I’m sick of reading the same things about Fugazi, characterizing them as a one-dimensional. Yes, we all know they have never “sold out,” that they changed the face of hardcore, that one in every five persons thinks Ian MacKaye is a hypocrite.
But Fugazi were in constant motion, growing both artistically and philosophically throughout their career. One of the cornerstones of the band was their supposed austerity, exemplified by both their ability to express different moods and sounds without changing or augmenting their basic instrumentation, and their ever-present “question everything/no violence/anti-consumerism” stance. But if their first two EPs and Repeater were propaganda to some — releases that commanded the listener to do or not do certain things — then The Argument was a question mark to all, inviting listeners to hear the band’s point of view and get them to think for themselves.
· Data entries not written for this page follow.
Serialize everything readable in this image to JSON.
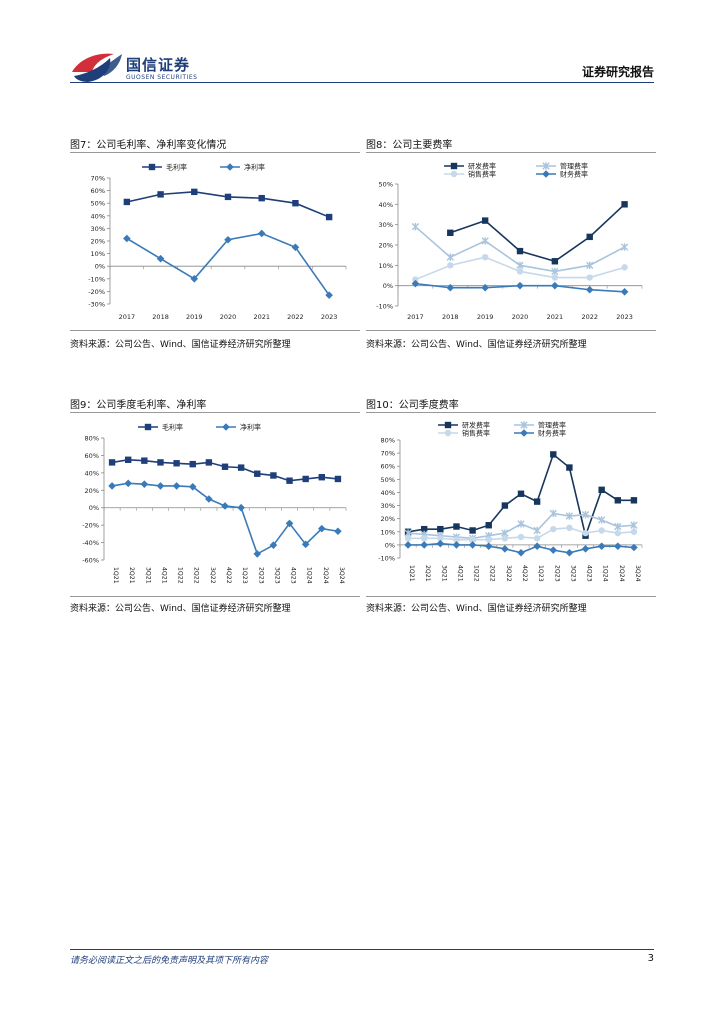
{
  "header": {
    "brand_cn": "国信证券",
    "brand_en": "GUOSEN SECURITIES",
    "report_type": "证券研究报告"
  },
  "footer": {
    "disclaimer": "请务必阅读正文之后的免责声明及其项下所有内容",
    "page_number": "3"
  },
  "colors": {
    "dark": "#1f3f7a",
    "navy": "#17365d",
    "mid": "#3a7ab8",
    "light": "#a9c4dd",
    "lighter": "#c6d9ea"
  },
  "figures": [
    {
      "title": "图7：公司毛利率、净利率变化情况",
      "source": "资料来源：公司公告、Wind、国信证券经济研究所整理"
    },
    {
      "title": "图8：公司主要费率",
      "source": "资料来源：公司公告、Wind、国信证券经济研究所整理"
    },
    {
      "title": "图9：公司季度毛利率、净利率",
      "source": "资料来源：公司公告、Wind、国信证券经济研究所整理"
    },
    {
      "title": "图10：公司季度费率",
      "source": "资料来源：公司公告、Wind、国信证券经济研究所整理"
    }
  ],
  "chart_data": [
    {
      "type": "line",
      "x": [
        "2017",
        "2018",
        "2019",
        "2020",
        "2021",
        "2022",
        "2023"
      ],
      "ylim": [
        -30,
        70
      ],
      "yticks": [
        -30,
        -20,
        -10,
        0,
        10,
        20,
        30,
        40,
        50,
        60,
        70
      ],
      "tick_labels": [
        "-30%",
        "-20%",
        "-10%",
        "0%",
        "10%",
        "20%",
        "30%",
        "40%",
        "50%",
        "60%",
        "70%"
      ],
      "series": [
        {
          "name": "毛利率",
          "marker": "square",
          "color": "#1f3f7a",
          "values": [
            51,
            57,
            59,
            55,
            54,
            50,
            39
          ]
        },
        {
          "name": "净利率",
          "marker": "diamond",
          "color": "#3a7ab8",
          "values": [
            22,
            6,
            -10,
            21,
            26,
            15,
            -23
          ]
        }
      ]
    },
    {
      "type": "line",
      "x": [
        "2017",
        "2018",
        "2019",
        "2020",
        "2021",
        "2022",
        "2023"
      ],
      "ylim": [
        -10,
        50
      ],
      "yticks": [
        -10,
        0,
        10,
        20,
        30,
        40,
        50
      ],
      "tick_labels": [
        "-10%",
        "0%",
        "10%",
        "20%",
        "30%",
        "40%",
        "50%"
      ],
      "series": [
        {
          "name": "研发费率",
          "marker": "square",
          "color": "#17365d",
          "values": [
            null,
            26,
            32,
            17,
            12,
            24,
            40
          ]
        },
        {
          "name": "管理费率",
          "marker": "star",
          "color": "#a9c4dd",
          "values": [
            29,
            14,
            22,
            10,
            7,
            10,
            19
          ]
        },
        {
          "name": "销售费率",
          "marker": "circle",
          "color": "#c6d9ea",
          "values": [
            3,
            10,
            14,
            7,
            4,
            4,
            9
          ]
        },
        {
          "name": "财务费率",
          "marker": "diamond",
          "color": "#3a7ab8",
          "values": [
            1,
            -1,
            -1,
            0,
            0,
            -2,
            -3
          ]
        }
      ]
    },
    {
      "type": "line",
      "x": [
        "1Q21",
        "2Q21",
        "3Q21",
        "4Q21",
        "1Q22",
        "2Q22",
        "3Q22",
        "4Q22",
        "1Q23",
        "2Q23",
        "3Q23",
        "4Q23",
        "1Q24",
        "2Q24",
        "3Q24"
      ],
      "ylim": [
        -60,
        80
      ],
      "yticks": [
        -60,
        -40,
        -20,
        0,
        20,
        40,
        60,
        80
      ],
      "tick_labels": [
        "-60%",
        "-40%",
        "-20%",
        "0%",
        "20%",
        "40%",
        "60%",
        "80%"
      ],
      "series": [
        {
          "name": "毛利率",
          "marker": "square",
          "color": "#1f3f7a",
          "values": [
            52,
            55,
            54,
            52,
            51,
            50,
            52,
            47,
            46,
            39,
            37,
            31,
            33,
            35,
            33
          ]
        },
        {
          "name": "净利率",
          "marker": "diamond",
          "color": "#3a7ab8",
          "values": [
            25,
            28,
            27,
            25,
            25,
            24,
            10,
            2,
            0,
            -53,
            -43,
            -18,
            -42,
            -24,
            -27
          ]
        }
      ]
    },
    {
      "type": "line",
      "x": [
        "1Q21",
        "2Q21",
        "3Q21",
        "4Q21",
        "1Q22",
        "2Q22",
        "3Q22",
        "4Q22",
        "1Q23",
        "2Q23",
        "3Q23",
        "4Q23",
        "1Q24",
        "2Q24",
        "3Q24"
      ],
      "ylim": [
        -10,
        80
      ],
      "yticks": [
        -10,
        0,
        10,
        20,
        30,
        40,
        50,
        60,
        70,
        80
      ],
      "tick_labels": [
        "-10%",
        "0%",
        "10%",
        "20%",
        "30%",
        "40%",
        "50%",
        "60%",
        "70%",
        "80%"
      ],
      "series": [
        {
          "name": "研发费率",
          "marker": "square",
          "color": "#17365d",
          "values": [
            10,
            12,
            12,
            14,
            11,
            15,
            30,
            39,
            33,
            69,
            59,
            7,
            42,
            34,
            34
          ]
        },
        {
          "name": "管理费率",
          "marker": "star",
          "color": "#a9c4dd",
          "values": [
            9,
            8,
            7,
            6,
            5,
            7,
            9,
            16,
            11,
            24,
            22,
            23,
            19,
            14,
            15
          ]
        },
        {
          "name": "销售费率",
          "marker": "circle",
          "color": "#c6d9ea",
          "values": [
            5,
            5,
            5,
            4,
            4,
            4,
            5,
            6,
            5,
            12,
            13,
            9,
            11,
            9,
            10
          ]
        },
        {
          "name": "财务费率",
          "marker": "diamond",
          "color": "#3a7ab8",
          "values": [
            0,
            0,
            1,
            0,
            0,
            -1,
            -3,
            -6,
            -1,
            -4,
            -6,
            -3,
            -1,
            -1,
            -2
          ]
        }
      ]
    }
  ]
}
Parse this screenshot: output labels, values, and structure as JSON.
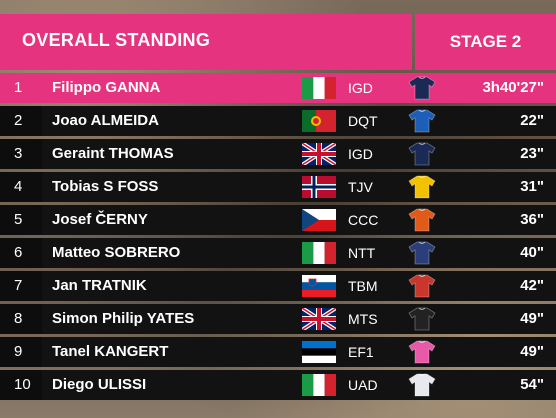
{
  "header": {
    "title": "OVERALL STANDING",
    "stage": "STAGE 2"
  },
  "standings": [
    {
      "pos": "1",
      "name": "Filippo GANNA",
      "country": "Italy",
      "team": "IGD",
      "time": "3h40'27\"",
      "jersey_color": "#1b2a55"
    },
    {
      "pos": "2",
      "name": "Joao ALMEIDA",
      "country": "Portugal",
      "team": "DQT",
      "time": "22\"",
      "jersey_color": "#1d5fb8"
    },
    {
      "pos": "3",
      "name": "Geraint THOMAS",
      "country": "United Kingdom",
      "team": "IGD",
      "time": "23\"",
      "jersey_color": "#1b2a55"
    },
    {
      "pos": "4",
      "name": "Tobias S FOSS",
      "country": "Norway",
      "team": "TJV",
      "time": "31\"",
      "jersey_color": "#f2c200"
    },
    {
      "pos": "5",
      "name": "Josef ČERNY",
      "country": "Czech Republic",
      "team": "CCC",
      "time": "36\"",
      "jersey_color": "#e05a1a"
    },
    {
      "pos": "6",
      "name": "Matteo SOBRERO",
      "country": "Italy",
      "team": "NTT",
      "time": "40\"",
      "jersey_color": "#2a3f7a"
    },
    {
      "pos": "7",
      "name": "Jan TRATNIK",
      "country": "Slovenia",
      "team": "TBM",
      "time": "42\"",
      "jersey_color": "#c9372c"
    },
    {
      "pos": "8",
      "name": "Simon Philip YATES",
      "country": "United Kingdom",
      "team": "MTS",
      "time": "49\"",
      "jersey_color": "#222222"
    },
    {
      "pos": "9",
      "name": "Tanel KANGERT",
      "country": "Estonia",
      "team": "EF1",
      "time": "49\"",
      "jersey_color": "#e85aa8"
    },
    {
      "pos": "10",
      "name": "Diego ULISSI",
      "country": "Italy",
      "team": "UAD",
      "time": "54\"",
      "jersey_color": "#e8e8ef"
    }
  ],
  "colors": {
    "accent": "#e6337f",
    "row_bg": "#121212"
  }
}
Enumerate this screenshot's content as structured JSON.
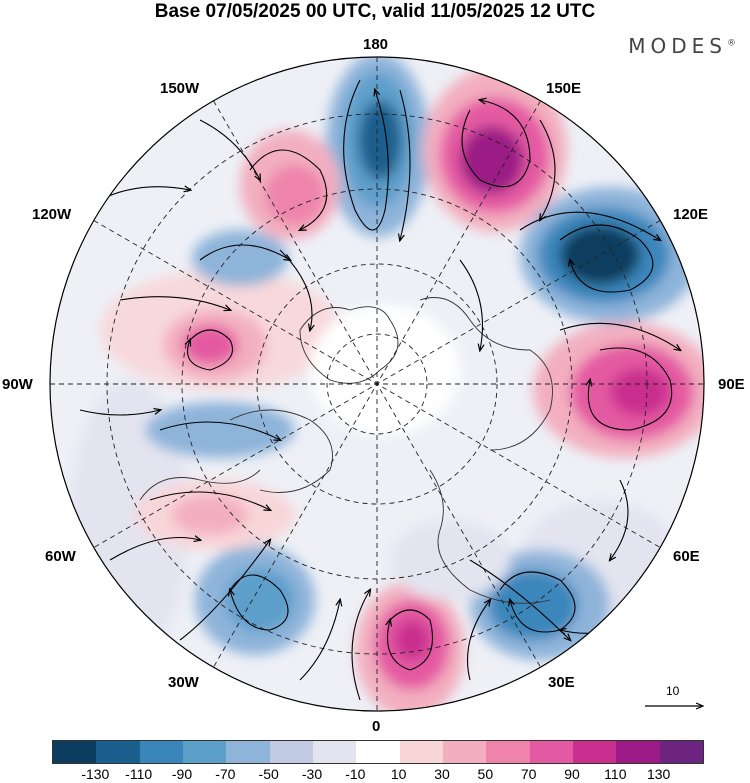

On the album’s inner sleeve, there’s a picture of a memorial plaque for Sandra Scheuer, victim of the Kent State massacre. The picture reminds us of the price of speaking out against war. Released a mere month after 9/11, the band asks big questions about freedom, protest, and multinational corporations, with the ghost of war lingering throughout, much like it does on the video of them playing “Turnover” on an anti-Iraq demonstration more than 10 years before. But the greatest lesson Fugazi imparted was that punk meant anything was possible, as long as you stay true to your convictions while remaining independently critical. In fact, they taught us by example to the point of ridicule, but one thing no one can deny is that have thus far lived by their own sword.